「いい経験」ってつまり何なのか

しかしここで問題になるのは、「その後の人生に残るような、長く恩恵を享受できるような経験って何?」ということではないだろうか。著者は45歳の誕生日に、カリブ海に浮かぶセント・バーツ島に家族や友人を大勢招待し、盛大なパーティーを開催したのがとてもよかったと語る。著者が満足しているならそれ自体はいいが、内気な私は、自分の誕生日にそんなにたくさんの人に囲まれたくないぞ!

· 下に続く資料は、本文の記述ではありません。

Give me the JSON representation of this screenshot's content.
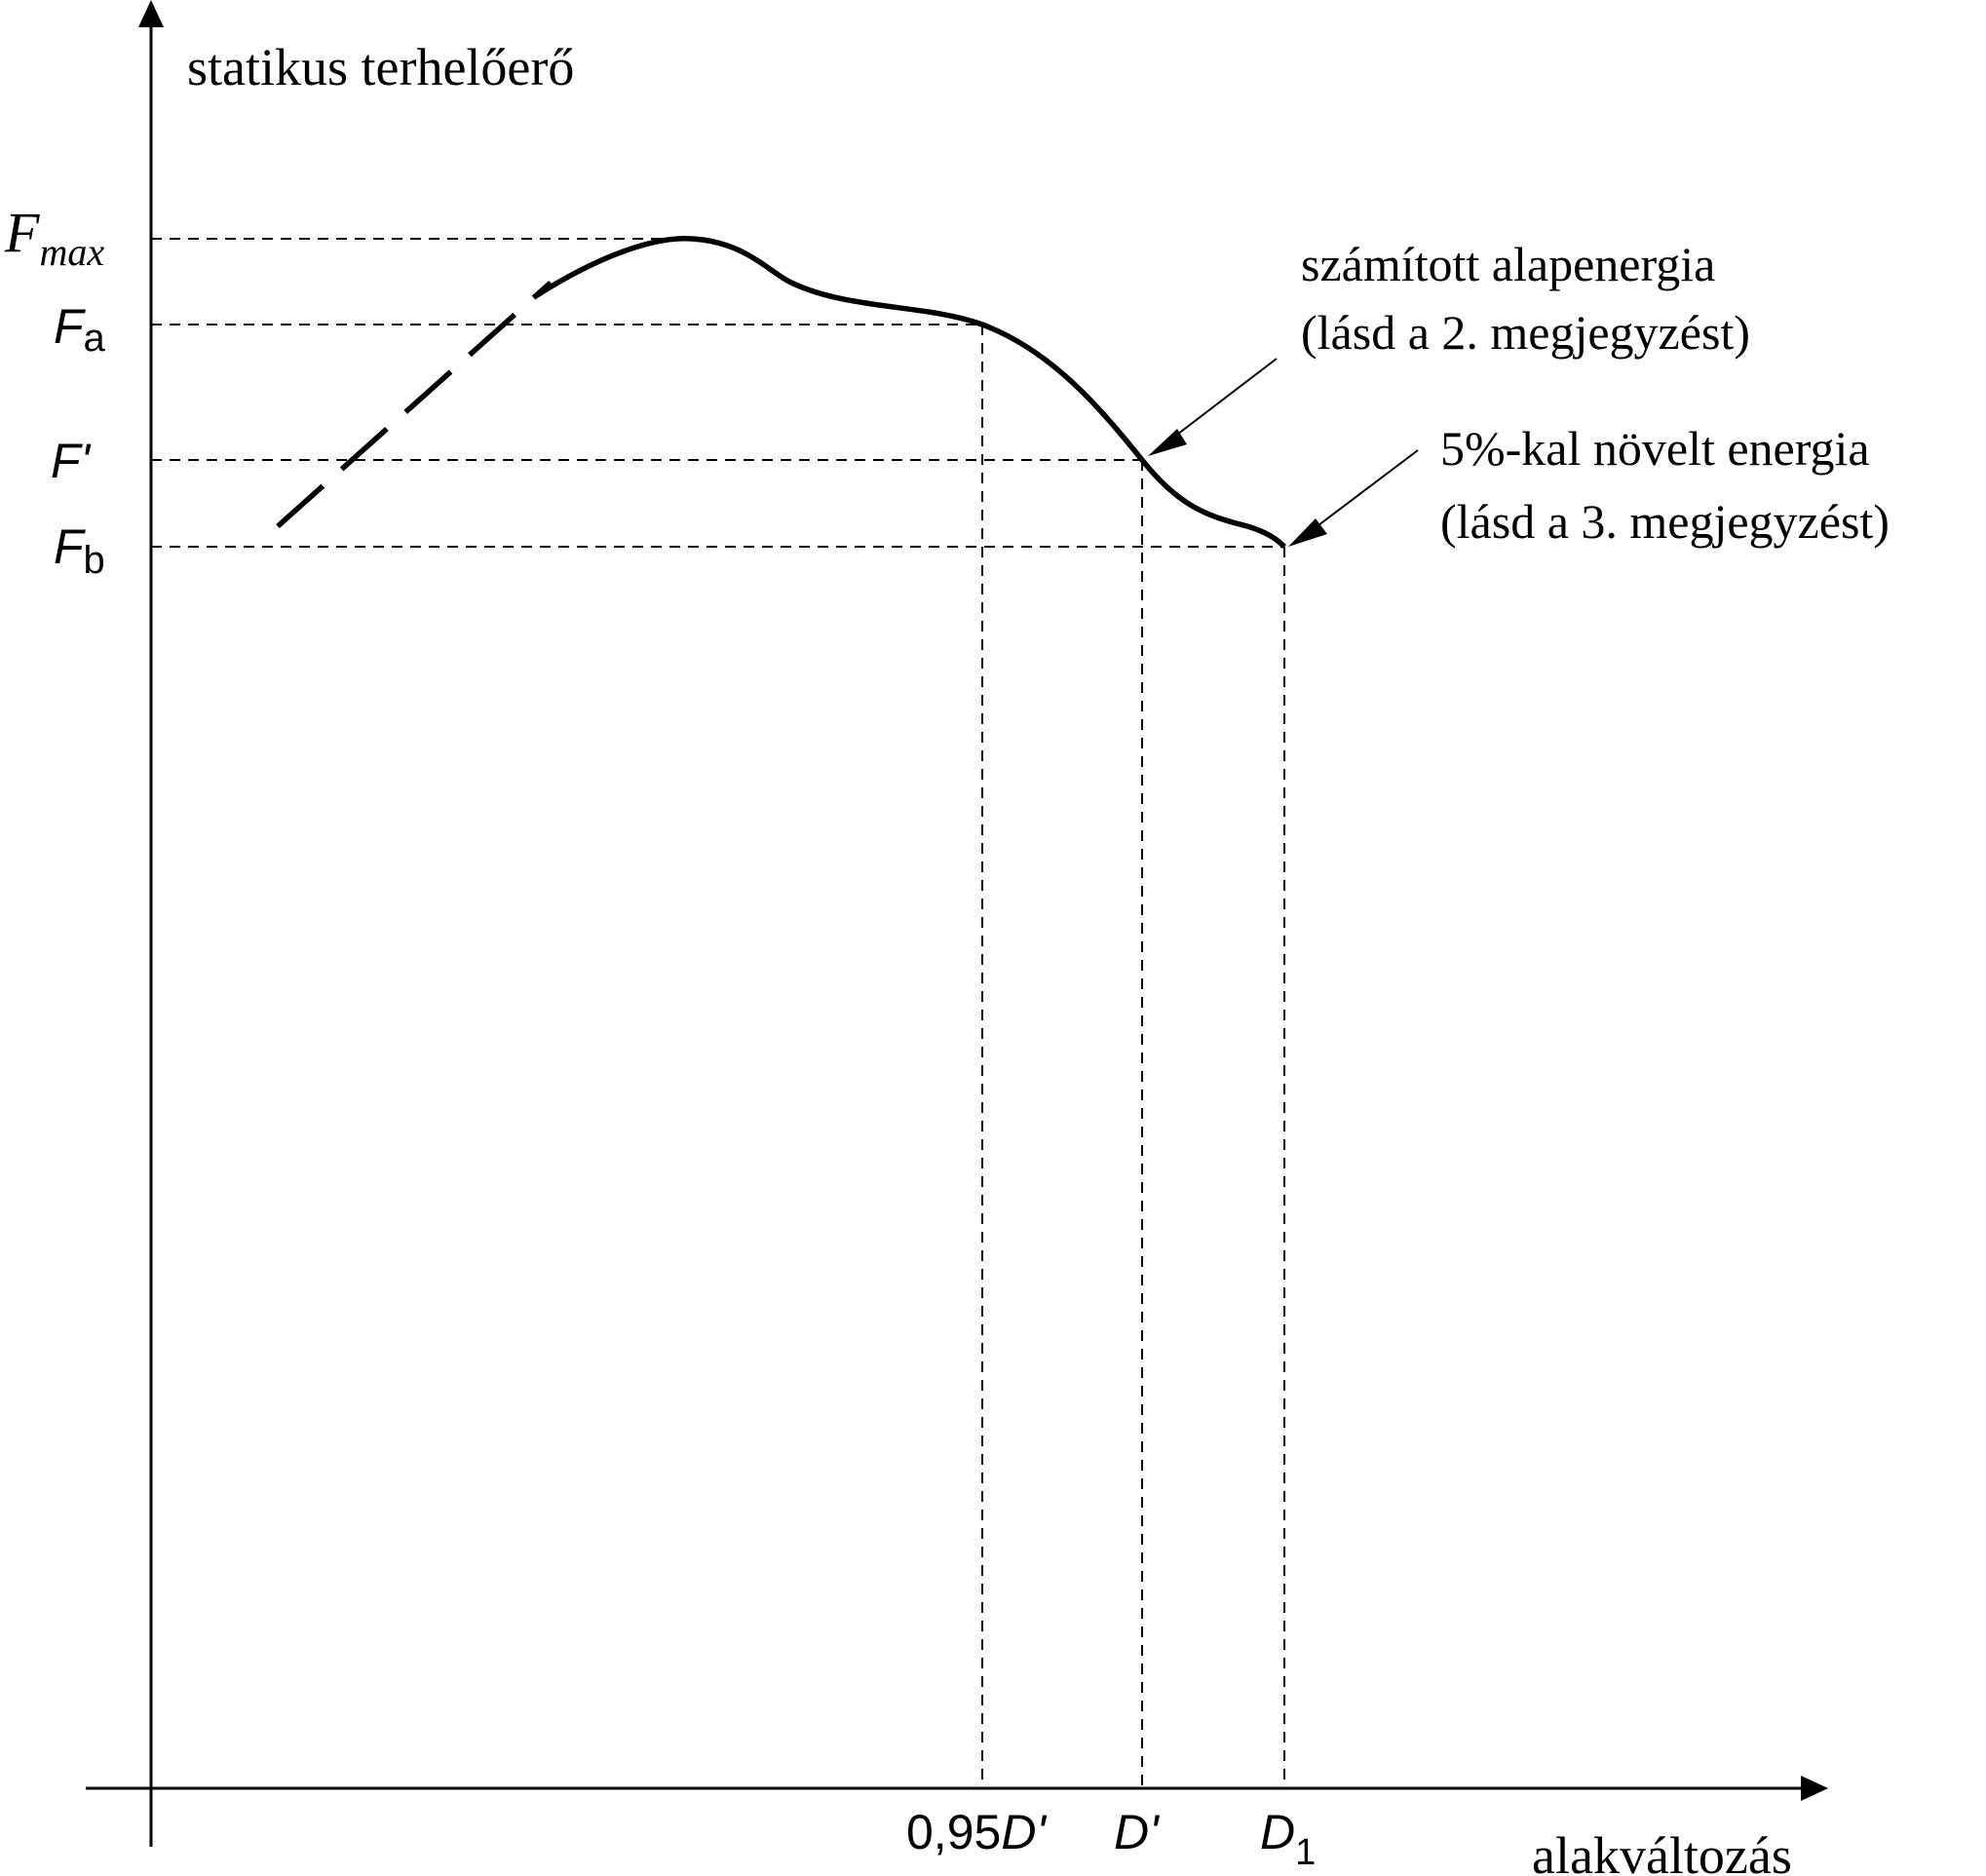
{
  "axes": {
    "y_label": "statikus terhelőerő",
    "x_label": "alakváltozás"
  },
  "y_ticks": {
    "fmax_main": "F",
    "fmax_sub": "max",
    "fa_main": "F",
    "fa_sub": "a",
    "fprime": "F'",
    "fb_main": "F",
    "fb_sub": "b"
  },
  "x_ticks": {
    "d095_num": "0,95",
    "d095_var": "D'",
    "dprime": "D'",
    "d1_main": "D",
    "d1_sub": "1"
  },
  "annotations": {
    "calculated_line1": "számított alapenergia",
    "calculated_line2": "(lásd a 2. megjegyzést)",
    "increased_line1": "5%-kal növelt energia",
    "increased_line2": "(lásd a 3. megjegyzést)"
  }
}
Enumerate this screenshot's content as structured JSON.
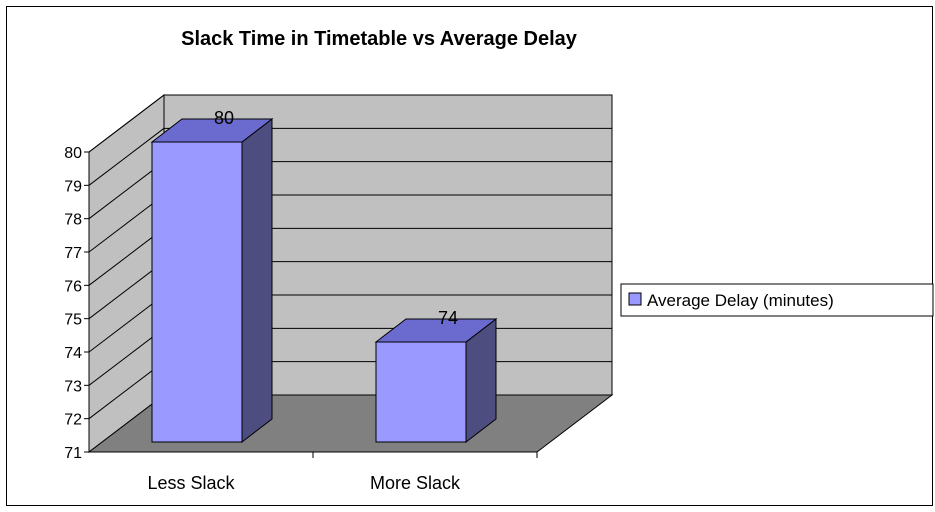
{
  "chart_data": {
    "type": "bar",
    "title": "Slack Time in Timetable vs Average Delay",
    "xlabel": "",
    "ylabel": "",
    "categories": [
      "Less Slack",
      "More Slack"
    ],
    "series": [
      {
        "name": "Average Delay (minutes)",
        "values": [
          80,
          74
        ]
      }
    ],
    "data_labels": [
      "80",
      "74"
    ],
    "ylim": [
      71,
      80
    ],
    "y_ticks": [
      71,
      72,
      73,
      74,
      75,
      76,
      77,
      78,
      79,
      80
    ],
    "grid": true,
    "style": "3d-column",
    "legend": "right",
    "colors": {
      "bar_front": "#9999ff",
      "bar_top": "#6b6bcf",
      "bar_side": "#4d4d80",
      "back_wall": "#c0c0c0",
      "side_wall": "#c0c0c0",
      "floor": "#808080"
    }
  }
}
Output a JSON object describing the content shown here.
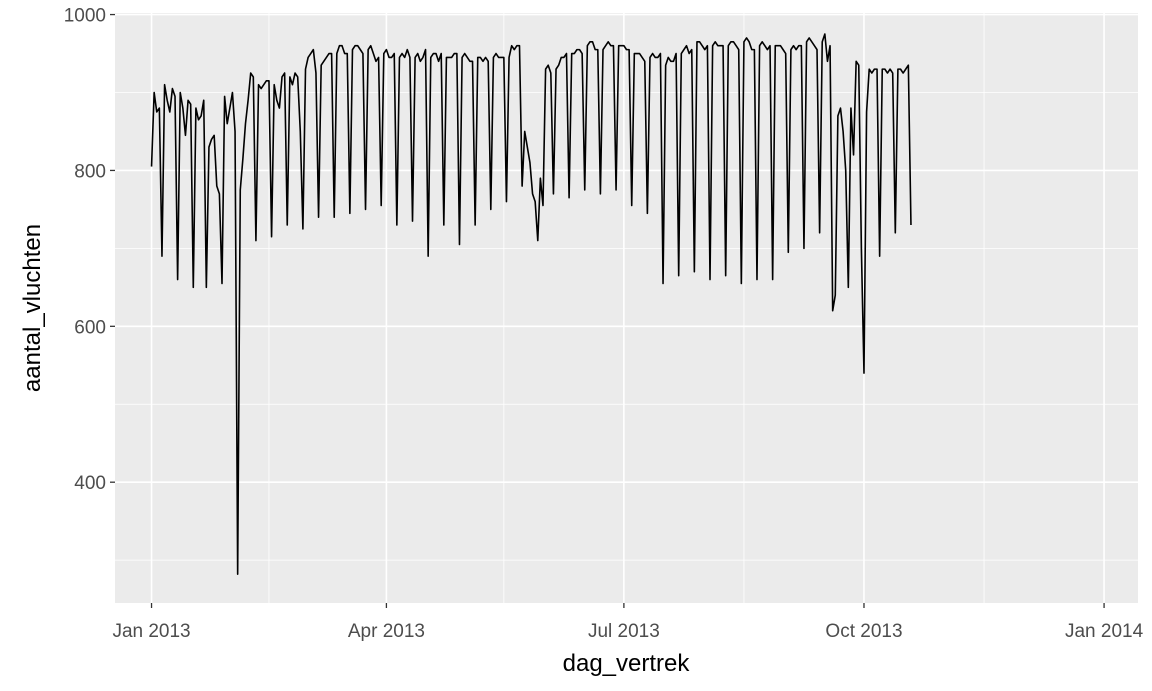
{
  "chart_data": {
    "type": "line",
    "xlabel": "dag_vertrek",
    "ylabel": "aantal_vluchten",
    "x_range": [
      "2012-12-18",
      "2014-01-14"
    ],
    "ylim": [
      245,
      1002
    ],
    "x_ticks": [
      {
        "date": "2013-01-01",
        "label": "Jan 2013"
      },
      {
        "date": "2013-04-01",
        "label": "Apr 2013"
      },
      {
        "date": "2013-07-01",
        "label": "Jul 2013"
      },
      {
        "date": "2013-10-01",
        "label": "Oct 2013"
      },
      {
        "date": "2014-01-01",
        "label": "Jan 2014"
      }
    ],
    "x_minor_ticks": [
      "2013-02-15",
      "2013-05-16",
      "2013-08-16",
      "2013-11-16"
    ],
    "y_ticks": [
      400,
      600,
      800,
      1000
    ],
    "y_minor_ticks": [
      300,
      500,
      700,
      900
    ],
    "series": [
      {
        "color": "#000000",
        "start_date": "2013-01-01",
        "values": [
          805,
          900,
          875,
          880,
          690,
          910,
          890,
          875,
          905,
          895,
          660,
          900,
          880,
          845,
          890,
          885,
          650,
          880,
          865,
          870,
          890,
          650,
          830,
          840,
          845,
          780,
          770,
          655,
          895,
          860,
          880,
          900,
          850,
          282,
          775,
          815,
          860,
          890,
          925,
          920,
          710,
          910,
          905,
          910,
          915,
          915,
          715,
          910,
          890,
          880,
          920,
          925,
          730,
          920,
          910,
          925,
          920,
          850,
          725,
          930,
          945,
          950,
          955,
          925,
          740,
          935,
          940,
          945,
          950,
          950,
          740,
          950,
          960,
          960,
          950,
          950,
          745,
          955,
          960,
          960,
          955,
          950,
          750,
          955,
          960,
          950,
          940,
          945,
          755,
          950,
          955,
          945,
          945,
          950,
          730,
          945,
          950,
          945,
          955,
          945,
          735,
          945,
          950,
          940,
          945,
          955,
          690,
          945,
          950,
          950,
          940,
          950,
          730,
          945,
          945,
          945,
          950,
          950,
          705,
          945,
          950,
          945,
          940,
          940,
          730,
          945,
          945,
          940,
          945,
          940,
          750,
          945,
          950,
          945,
          945,
          945,
          760,
          945,
          960,
          955,
          960,
          960,
          780,
          850,
          830,
          810,
          770,
          760,
          710,
          790,
          755,
          930,
          935,
          925,
          770,
          930,
          935,
          945,
          945,
          950,
          765,
          950,
          950,
          955,
          955,
          950,
          775,
          960,
          965,
          965,
          955,
          955,
          770,
          955,
          960,
          965,
          960,
          960,
          775,
          960,
          960,
          960,
          955,
          955,
          755,
          950,
          950,
          950,
          945,
          940,
          745,
          945,
          950,
          945,
          945,
          950,
          655,
          935,
          945,
          940,
          940,
          950,
          665,
          950,
          955,
          960,
          950,
          955,
          670,
          965,
          965,
          960,
          955,
          960,
          660,
          960,
          965,
          960,
          960,
          960,
          665,
          960,
          965,
          965,
          960,
          955,
          655,
          965,
          970,
          965,
          955,
          955,
          660,
          960,
          965,
          960,
          955,
          960,
          660,
          960,
          960,
          960,
          955,
          950,
          695,
          955,
          960,
          955,
          960,
          960,
          700,
          965,
          970,
          965,
          960,
          955,
          720,
          965,
          975,
          940,
          960,
          620,
          640,
          870,
          880,
          850,
          800,
          650,
          880,
          820,
          940,
          935,
          700,
          540,
          875,
          930,
          925,
          930,
          930,
          690,
          930,
          930,
          925,
          930,
          925,
          720,
          930,
          930,
          925,
          930,
          935,
          730
        ]
      }
    ]
  }
}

「素敵な思い出になるような経験」は、ある人にとってはセント・バーツ島で盛大なパーティーを催すことかもしれないし、ある人にとってはたった1人で行く海外旅行かもしれないし、またある人にとってはホストクラブでシャンパンコールをやることかもしれない。ただ、「あれを経験しておいてよかったなあ」と思えるか否かって究極的な話、事後にしかわからないのでは。私だって、「これは後の人生で必ず恩恵を享受できるぞ!」と思って23歳のときに50万円使えたわけではない。「いい経験」ってつまり何なのか。本書には、それについてはあまり詳しく書かれていなかった。

とはいえ、『DIE WITH ZERO』を読むと、お金を使うことに前向きになれる。私もそろそろ海外旅行を解禁するつもりだが、36歳になった今も、旅行に使うお金はまったく惜しくない。行く先で、思う存分お金を使ってこようと思う(その割には安宿だけど……)。